James Browne, Johns Hopkins University
Host: Randal Burns

The proliferation of scientific and industrial sensors is causing an accelerating deluge of data the processing of which into actionable knowledge requires fast and accurate machine learning methods. A class of algorithms suited to process these large amounts of data is decision forests, widely used methods known for their versatility, state of the art inference, and fast model training. Oblique Sparse Projection Forests — OSPFs — are a subset of decision forests, which provide data inference superior to other methods. Despite providing state of the art inference and having a computational complexity similar to other popular decision forests, there are no SPF implementations that scale beyond trivially sized datasets.

We explore whether OSPF training and inference speeds can compete with other popular decision forest variants despite an algorithmic incompatibility which prevent OSPFs from using traditional forest training optimizations. First, using R, we implement a highly extensible proof of concept version of a recently conceived OSPF, Randomer Forest, shown to provide state of the art results on many datasets and provide this system for general use via CRAN. We then develop and implement a postprocessing method, Forest Packing, to pack the nodes of a trained forest into a novel data structure and modify the ensemble traversal method to accelerate forest based inferences.

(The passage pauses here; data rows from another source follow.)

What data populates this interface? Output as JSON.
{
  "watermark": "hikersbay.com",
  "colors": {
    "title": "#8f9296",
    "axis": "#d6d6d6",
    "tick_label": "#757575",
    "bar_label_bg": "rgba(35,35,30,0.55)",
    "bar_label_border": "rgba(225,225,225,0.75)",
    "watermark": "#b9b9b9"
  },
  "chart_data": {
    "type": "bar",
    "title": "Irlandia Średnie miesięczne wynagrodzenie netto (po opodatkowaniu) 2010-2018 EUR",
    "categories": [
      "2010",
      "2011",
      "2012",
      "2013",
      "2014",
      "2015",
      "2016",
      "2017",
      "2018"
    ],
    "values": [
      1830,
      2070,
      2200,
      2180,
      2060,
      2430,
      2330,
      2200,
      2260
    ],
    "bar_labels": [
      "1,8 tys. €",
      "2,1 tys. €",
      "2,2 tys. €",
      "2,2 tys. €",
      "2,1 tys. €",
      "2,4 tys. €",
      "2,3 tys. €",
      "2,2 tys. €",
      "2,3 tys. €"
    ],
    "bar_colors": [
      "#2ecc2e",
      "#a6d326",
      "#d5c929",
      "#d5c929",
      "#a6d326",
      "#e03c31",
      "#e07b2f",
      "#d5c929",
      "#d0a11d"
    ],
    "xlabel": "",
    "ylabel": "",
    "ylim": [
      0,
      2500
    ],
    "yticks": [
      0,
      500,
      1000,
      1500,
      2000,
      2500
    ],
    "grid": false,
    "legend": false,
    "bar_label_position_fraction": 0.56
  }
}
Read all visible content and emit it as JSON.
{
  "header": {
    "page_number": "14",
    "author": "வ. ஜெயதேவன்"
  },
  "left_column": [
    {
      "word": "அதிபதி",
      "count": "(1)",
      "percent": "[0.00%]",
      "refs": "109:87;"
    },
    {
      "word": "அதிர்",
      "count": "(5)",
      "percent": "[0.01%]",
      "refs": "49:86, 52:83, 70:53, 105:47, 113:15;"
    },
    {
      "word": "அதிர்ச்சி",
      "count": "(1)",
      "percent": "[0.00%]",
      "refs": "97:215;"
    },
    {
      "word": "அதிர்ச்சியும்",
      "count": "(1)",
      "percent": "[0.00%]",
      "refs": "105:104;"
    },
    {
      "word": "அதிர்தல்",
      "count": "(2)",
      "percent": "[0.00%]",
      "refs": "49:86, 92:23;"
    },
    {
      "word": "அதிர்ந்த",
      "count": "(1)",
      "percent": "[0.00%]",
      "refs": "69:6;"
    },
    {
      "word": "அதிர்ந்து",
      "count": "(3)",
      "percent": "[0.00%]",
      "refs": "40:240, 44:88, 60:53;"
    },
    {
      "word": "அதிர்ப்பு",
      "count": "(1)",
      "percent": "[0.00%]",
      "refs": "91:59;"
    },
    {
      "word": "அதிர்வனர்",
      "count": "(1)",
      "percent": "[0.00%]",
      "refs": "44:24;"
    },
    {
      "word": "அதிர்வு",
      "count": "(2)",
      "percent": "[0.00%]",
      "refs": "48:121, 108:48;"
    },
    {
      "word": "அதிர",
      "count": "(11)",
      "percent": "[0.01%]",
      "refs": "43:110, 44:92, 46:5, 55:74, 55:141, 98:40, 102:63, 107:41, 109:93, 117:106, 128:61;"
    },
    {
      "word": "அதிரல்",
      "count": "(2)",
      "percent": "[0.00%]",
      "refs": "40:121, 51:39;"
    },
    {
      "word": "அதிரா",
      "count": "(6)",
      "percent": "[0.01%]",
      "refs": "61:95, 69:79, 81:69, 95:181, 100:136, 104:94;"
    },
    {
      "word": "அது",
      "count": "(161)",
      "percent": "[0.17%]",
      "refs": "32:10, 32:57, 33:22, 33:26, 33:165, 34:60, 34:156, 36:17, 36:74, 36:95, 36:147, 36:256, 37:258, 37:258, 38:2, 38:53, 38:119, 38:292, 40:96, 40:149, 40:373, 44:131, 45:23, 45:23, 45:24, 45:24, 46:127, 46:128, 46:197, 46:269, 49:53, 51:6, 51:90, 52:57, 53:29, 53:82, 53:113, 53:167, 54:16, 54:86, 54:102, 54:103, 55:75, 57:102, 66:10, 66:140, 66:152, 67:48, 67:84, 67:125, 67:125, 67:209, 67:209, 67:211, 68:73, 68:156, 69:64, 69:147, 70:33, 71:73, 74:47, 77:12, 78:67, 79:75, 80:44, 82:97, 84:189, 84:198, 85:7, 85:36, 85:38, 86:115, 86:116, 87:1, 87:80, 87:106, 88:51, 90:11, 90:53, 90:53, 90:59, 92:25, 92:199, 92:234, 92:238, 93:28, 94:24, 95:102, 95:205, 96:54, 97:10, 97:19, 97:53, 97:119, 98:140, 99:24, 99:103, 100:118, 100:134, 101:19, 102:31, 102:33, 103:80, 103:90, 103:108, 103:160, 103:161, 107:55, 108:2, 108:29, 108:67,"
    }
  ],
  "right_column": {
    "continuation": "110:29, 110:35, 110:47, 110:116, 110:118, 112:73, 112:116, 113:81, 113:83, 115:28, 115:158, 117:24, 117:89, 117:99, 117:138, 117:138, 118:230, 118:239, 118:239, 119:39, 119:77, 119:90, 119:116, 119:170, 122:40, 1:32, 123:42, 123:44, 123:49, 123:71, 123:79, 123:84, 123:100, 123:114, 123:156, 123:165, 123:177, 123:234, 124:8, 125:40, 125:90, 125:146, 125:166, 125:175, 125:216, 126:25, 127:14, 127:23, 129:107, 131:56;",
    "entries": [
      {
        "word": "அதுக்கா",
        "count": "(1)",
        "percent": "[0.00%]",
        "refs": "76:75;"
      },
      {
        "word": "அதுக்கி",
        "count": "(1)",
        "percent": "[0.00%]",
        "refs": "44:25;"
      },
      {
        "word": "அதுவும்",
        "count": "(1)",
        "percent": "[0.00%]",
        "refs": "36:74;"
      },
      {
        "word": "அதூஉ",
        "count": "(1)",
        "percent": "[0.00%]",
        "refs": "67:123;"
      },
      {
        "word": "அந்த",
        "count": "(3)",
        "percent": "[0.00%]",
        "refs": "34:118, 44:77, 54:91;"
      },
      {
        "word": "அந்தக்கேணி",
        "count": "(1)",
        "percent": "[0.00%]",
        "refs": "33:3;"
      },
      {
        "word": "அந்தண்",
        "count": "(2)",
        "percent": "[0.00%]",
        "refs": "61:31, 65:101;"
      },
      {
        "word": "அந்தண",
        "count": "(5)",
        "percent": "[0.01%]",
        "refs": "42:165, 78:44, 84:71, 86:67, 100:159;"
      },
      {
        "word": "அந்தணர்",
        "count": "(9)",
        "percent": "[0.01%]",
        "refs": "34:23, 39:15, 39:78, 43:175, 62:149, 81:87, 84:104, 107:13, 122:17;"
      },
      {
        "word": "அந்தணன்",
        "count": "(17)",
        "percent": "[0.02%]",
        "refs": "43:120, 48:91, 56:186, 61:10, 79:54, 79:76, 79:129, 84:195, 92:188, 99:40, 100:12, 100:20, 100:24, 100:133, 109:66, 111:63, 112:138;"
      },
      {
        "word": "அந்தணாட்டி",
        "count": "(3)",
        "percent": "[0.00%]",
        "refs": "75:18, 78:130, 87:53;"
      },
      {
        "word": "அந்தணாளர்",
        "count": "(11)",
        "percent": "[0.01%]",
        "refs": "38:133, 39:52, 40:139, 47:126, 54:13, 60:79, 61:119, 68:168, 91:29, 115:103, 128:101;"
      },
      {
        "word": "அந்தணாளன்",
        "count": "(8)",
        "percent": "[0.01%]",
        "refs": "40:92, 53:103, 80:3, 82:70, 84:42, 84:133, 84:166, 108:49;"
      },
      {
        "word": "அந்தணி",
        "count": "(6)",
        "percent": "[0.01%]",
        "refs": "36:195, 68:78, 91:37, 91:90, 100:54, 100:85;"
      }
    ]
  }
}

Finally, we develop FastRerF, an optimized version of Randomer Forest which dynamically performs forest packing during training.

The initial implementation in R provided training speeds inline with other decision forest systems and scaled better with additional resources, but used an excessive amount of memory and provided slow inference speeds. The development of Forest Packing increased inference throughput by almost an order of magnitude as compared to other systems while greatly reducing prediction latency. FastRerF model training is faster than other popular decision forest systems when using similar parameters and trains Random Forests faster than the current state of the art. Overall, we provide data scientists a novel OSPF system with R and Python front ends, which trains and predicts faster than other decision forest implementations.

Speaker Biography

James Browne received a Bachelors degree in Computer Science from the United States Military Academy at West Point in 2002. In 2012 he received a dual Masters of Science Degree in Computer Science and Applied Mathematics from the Naval Postgraduate School in Monterey California where he received the Rear Admiral Grace Murray Hopper Computer Science Award for excellence in computer science research. He enrolled in the Computer Science Ph.D. program at Johns Hopkins University in 2016 and, after graduation, will become an instructor in the Electrical Engineering and Computer Science Department at the United States Military Academy.